Arched-block mountains - most often revived. They are as common as the younger, folded ones. Today's relief of the Earth is neotectonics. It is possible to study the folding that formed tectonic structures, if we consider the difference in the age of the mountains, and not the topography created by it. If aCenozoic is recent, it is difficult to think about the age of the very first rock formations.

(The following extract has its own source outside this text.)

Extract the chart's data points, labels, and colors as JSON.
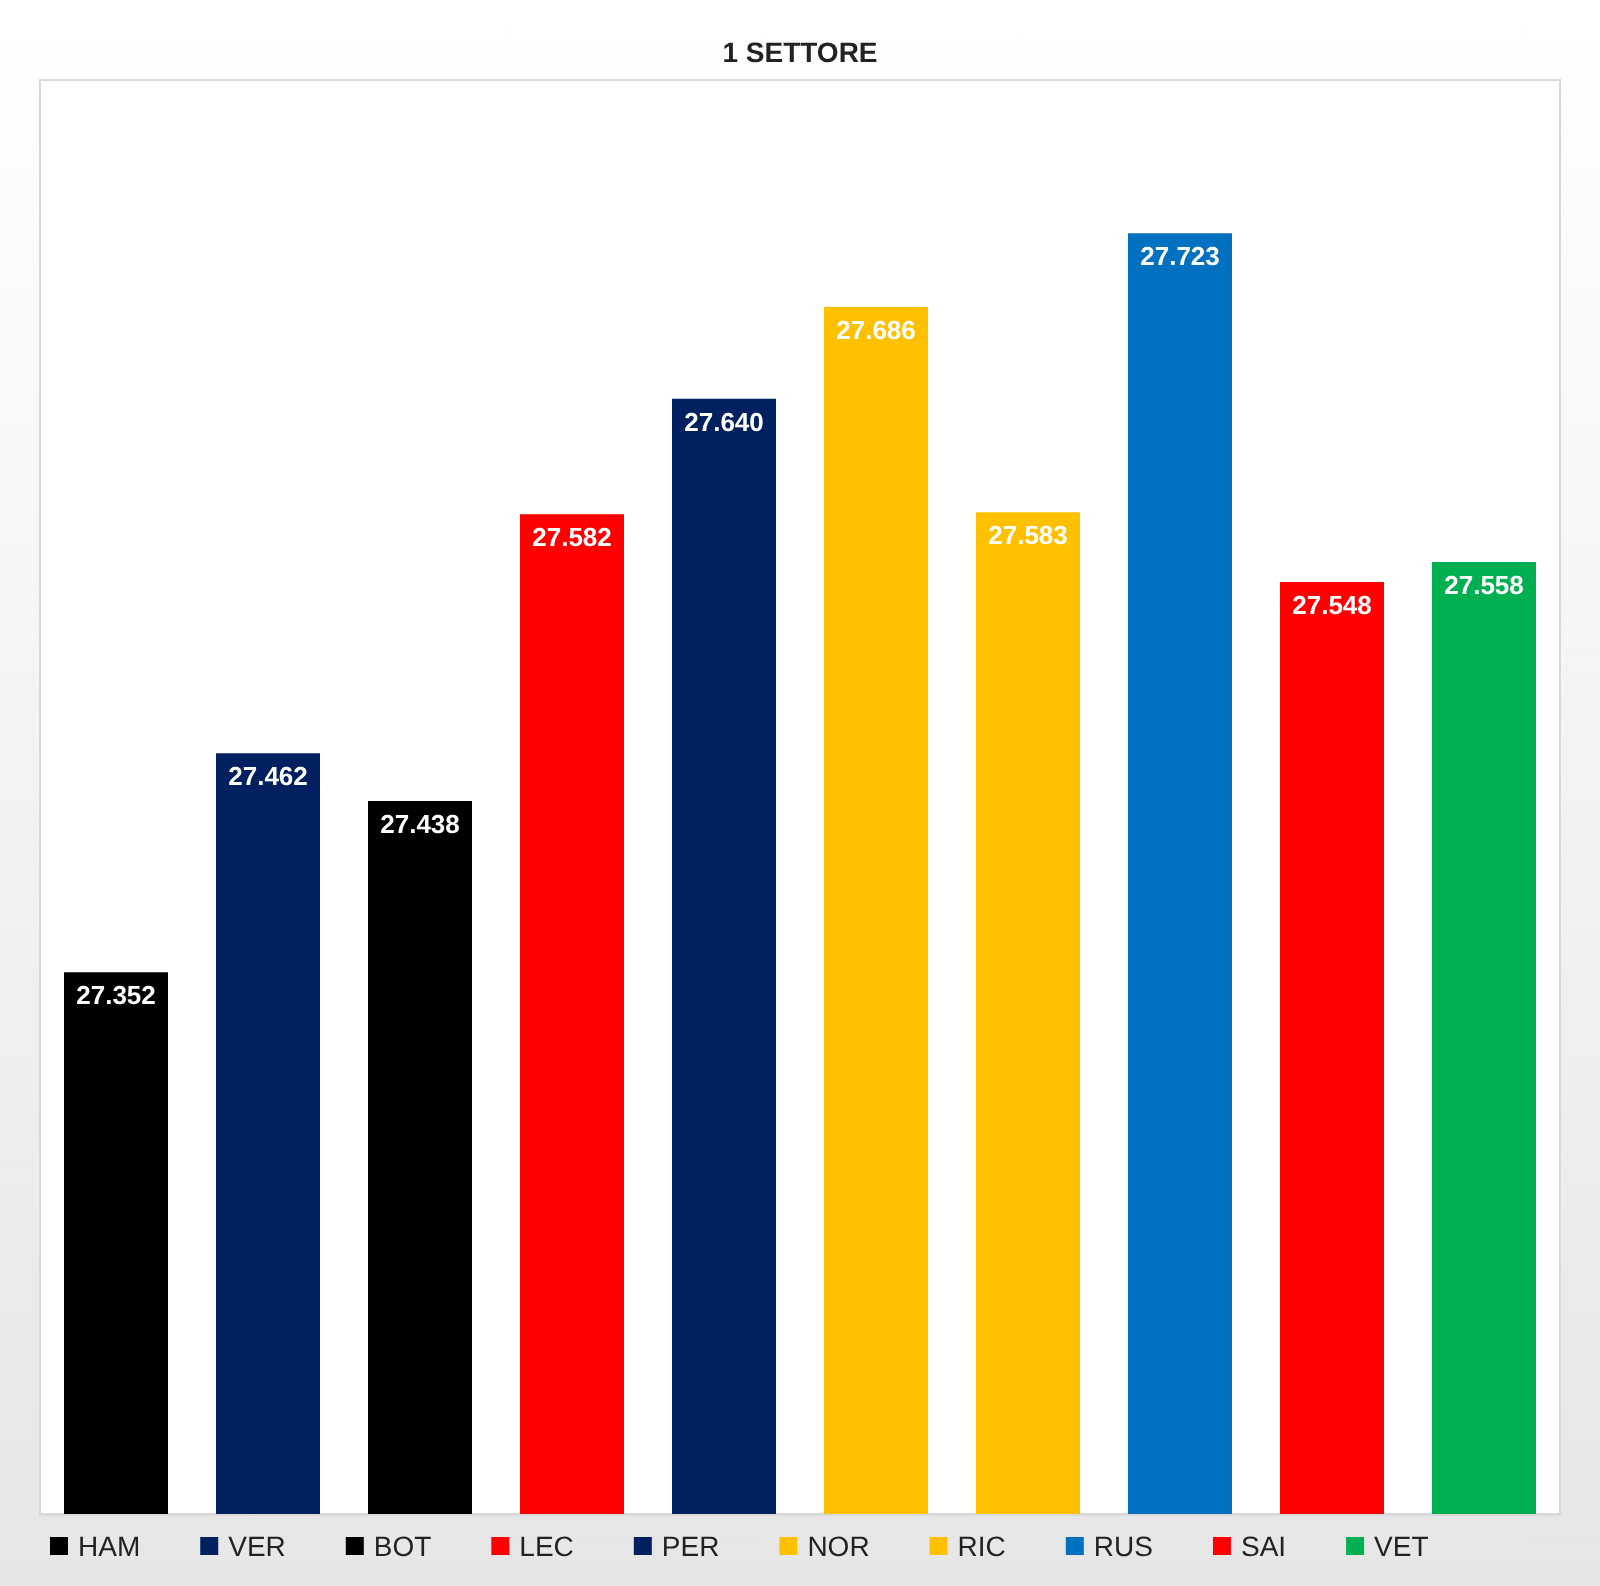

And only volcanic mountains can grow right in front of our eyes - all the time of the eruption. Eruptions most often occur in the same place, so each portion of lava builds up a mountain. In the center of the mainland, a volcano is a rarity. They tend to form entire underwater islands, often forming arcs several thousand kilometers long.
How mountains die
Mountains could stand forever. But they are being killed, albeit slowly compared to human life. These are, first of all, frosts, splitting the rock into small pieces. This is how screes are formed, which then carry snow or ice down, building moraine ridges. This is water - rain, snow, hail - breaking its way even through such indestructible walls. Water is collected in rivers, which arrange themselves winding valleys between mountain spurs. The history of the destruction of immutable mountains, of course, is long, but inevitable. And the glaciers! Whole spurs are sometimes cut clean by them.
Such erosion gradually reduces the mountains, turning them into a plain: somewhere green, with full-flowing rivers, somewhere deserted, grinding all the remaining hills with sand. Such a surface of the Earth is called "peneplain" - almost a plain. And, I must say, this stage occurs extremely rarely. The mountains are reborn! The earth's crust begins to move again, the terrain rises, starting a new phase of landform development.